Bien avant de devenir une star mondiale redéfinissant la notion d’héroïsme dans Black Panther, Chadwick Boseman a eu un impact différent avec cette pièce extraordinaire.
Écrit en 2005, il mélange le hip-hop, Shakespeare et la tradition de vengeance du théâtre jacobéen, pour explorer les aspirations des Noirs, la brutalité policière, les troubles de l’alimentation et même Dieu. C’est étonnamment ambitieux et constamment intriguant.
En raison de sa forme rimée et de la façon dont il s’appuie sur d’anciennes traditions pour faire valoir de nouveaux arguments, c’est un choix brillant de lui donner sa première au Royaume-Uni au Sam Wanamaker Playhouse où le décor éclairé aux bougies et la scène en relief doré brillent et scintillent comme il se reflète dans la flèche torsadée du designer Paul Wills composée de boules argentées réfléchissantes et de sièges argentés en forme de dôme.
Ce savant mélange de futurisme et d’histoire se poursuit lorsque le chœur de Boseman, habillés en robots en lycra argenté collant, apparaît à travers le public pour commenter l’histoire à laquelle nous allons assister : pop, lock, beatbox et chantant tout, de Samuel Barber au gospel en passant par la pop, ils restent une présence constante, soulignant le drame, soulignant la morale.
L’histoire – basée sur une expérience de la propre vie de Boseman – parle de Deep, un étudiant universitaire noir qui est abattu par la police, et des différentes réactions qui déclenchent la part de sa petite amie Azure (Selina Jones) et de ses amis masculins Tone (Elijah Cook, subtil et calme) et Roshad (le juge Ritchie, furieux en permanence) alors qu’ils font campagne pour justice après sa mort.
L’intrigue est à la limite du mélodrame, en particulier dans la seconde moitié, et la pièce est trop longue (près de trois heures avec un intervalle). Mais il contient des richesses. Le plus fascinant de tous est la représentation de Deep (un doux Jayden Elijah) non seulement comme un prince (il y a des échos constants de Hamlet) mais aussi comme un saint, sur le point d’entrer dans un séminaire, engagé dans de bonnes œuvres visionnaires. « Ce que vous dites est fou furieux/C’est l’œuvre de Dieu », dit-il à un moment donné.

Pendant ce temps, Azure est engagée dans une bataille contre des troubles de l’alimentation et une santé mentale fragile, en proie à une terrible dysmorphie corporelle, convaincue qu’en se mourant de faim, elle peut contrôler les événements et forcer la vérité à émerger. Jones la joue avec une puissance angoissante, révélant tout son charme et son intelligence alors qu’elle est aux prises avec sa maladie.

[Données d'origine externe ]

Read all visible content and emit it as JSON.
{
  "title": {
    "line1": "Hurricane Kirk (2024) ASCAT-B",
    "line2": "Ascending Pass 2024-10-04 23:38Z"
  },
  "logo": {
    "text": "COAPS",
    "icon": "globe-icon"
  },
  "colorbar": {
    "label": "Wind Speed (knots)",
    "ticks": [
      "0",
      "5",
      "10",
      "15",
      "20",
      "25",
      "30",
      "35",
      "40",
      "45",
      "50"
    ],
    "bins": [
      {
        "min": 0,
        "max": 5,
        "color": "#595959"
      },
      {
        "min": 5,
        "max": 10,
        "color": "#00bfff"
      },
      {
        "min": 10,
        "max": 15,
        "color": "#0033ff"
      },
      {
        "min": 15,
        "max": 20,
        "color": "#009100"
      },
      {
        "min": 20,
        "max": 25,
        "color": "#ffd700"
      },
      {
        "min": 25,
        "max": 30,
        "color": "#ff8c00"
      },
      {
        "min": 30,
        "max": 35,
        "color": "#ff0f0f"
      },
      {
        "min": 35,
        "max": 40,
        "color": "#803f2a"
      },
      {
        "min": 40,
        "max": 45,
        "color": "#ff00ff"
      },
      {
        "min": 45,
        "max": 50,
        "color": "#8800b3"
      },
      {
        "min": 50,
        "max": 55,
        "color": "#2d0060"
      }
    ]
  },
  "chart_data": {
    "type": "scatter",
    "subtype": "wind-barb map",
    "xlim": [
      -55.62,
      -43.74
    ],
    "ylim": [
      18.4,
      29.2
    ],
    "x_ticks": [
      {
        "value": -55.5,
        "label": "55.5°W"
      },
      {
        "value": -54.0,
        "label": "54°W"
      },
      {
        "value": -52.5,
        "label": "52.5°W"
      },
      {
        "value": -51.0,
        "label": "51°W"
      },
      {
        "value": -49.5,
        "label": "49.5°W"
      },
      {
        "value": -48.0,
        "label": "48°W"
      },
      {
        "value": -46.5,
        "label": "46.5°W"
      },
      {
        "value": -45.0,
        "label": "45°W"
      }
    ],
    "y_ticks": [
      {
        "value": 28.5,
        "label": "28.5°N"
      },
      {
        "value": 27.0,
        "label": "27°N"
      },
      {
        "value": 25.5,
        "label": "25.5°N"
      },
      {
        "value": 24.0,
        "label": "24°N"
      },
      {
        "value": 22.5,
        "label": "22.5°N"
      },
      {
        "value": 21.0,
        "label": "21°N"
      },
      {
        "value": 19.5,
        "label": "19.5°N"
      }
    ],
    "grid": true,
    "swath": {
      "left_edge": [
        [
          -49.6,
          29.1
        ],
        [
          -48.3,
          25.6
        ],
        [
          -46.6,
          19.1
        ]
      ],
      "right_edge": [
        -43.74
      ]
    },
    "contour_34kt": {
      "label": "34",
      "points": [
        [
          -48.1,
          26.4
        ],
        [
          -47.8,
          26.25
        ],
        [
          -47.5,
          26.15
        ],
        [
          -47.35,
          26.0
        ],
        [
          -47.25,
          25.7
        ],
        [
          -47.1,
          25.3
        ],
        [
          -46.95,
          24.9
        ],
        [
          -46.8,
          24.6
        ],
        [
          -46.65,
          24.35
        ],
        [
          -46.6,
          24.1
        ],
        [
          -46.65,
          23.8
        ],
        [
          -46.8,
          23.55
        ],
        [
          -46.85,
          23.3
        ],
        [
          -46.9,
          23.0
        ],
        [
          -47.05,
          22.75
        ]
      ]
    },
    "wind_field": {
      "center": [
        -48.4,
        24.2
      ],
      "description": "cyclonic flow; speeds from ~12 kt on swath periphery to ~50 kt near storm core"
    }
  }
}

Elle est détruite par la mort de Deep, non seulement à cause de son inutilité, mais parce qu’elle sent qu’elle n’a pas réussi à apprécier le bonheur qu’ils ont eu.
Tout cela est transmis dans des vers lyriques, à la fois durs et tordus, et pourtant traversés de grands passages de tendresse et de beauté comme dans l’histoire de la chenille que Deep a laissée dans son carnet pour la raconter à un enfant qui ne naîtra plus jamais.
Tristan Fynn-Aiduenu, qui a réalisé Pour les garçons noirs qui ont envisagé le suicide quand la teinte devient trop lourde, apporte ici le même poids imaginatif à l’action. Il reflète soigneusement chaque changement d’humeur, du romantique – en flashback, Deep crée un monde entier dans lequel Azure peut s’épanouir – au drôle – comme lorsque l’ensemble du chœur met en scène les scènes que Tone et Roshad regardent alors qu’ils changent de chaîne sur un téléviseur imaginaire.
Avec le directeur du mouvement Tanake Bingwa, il remplit l’espace de vie mais aussi d’ombres de tristesse et d’incompréhension. C’est une production incroyablement réfléchie, magnifiquement interprétée, qui crée sa propre atmosphère.
Il y a des défauts. Cela ressemble à un jeu de jeune homme, essayant de nouvelles choses et n’y parvenant pas toujours. Bien sûr, la tragédie de Boseman est qu’il est décédé jeune homme, d’un cancer en 2020, à l’âge de 43 ans. Deep Azure nous rappelle que sa mort nous a privé non seulement d’un acteur magnifique, mais aussi d’un écrivain remarquable.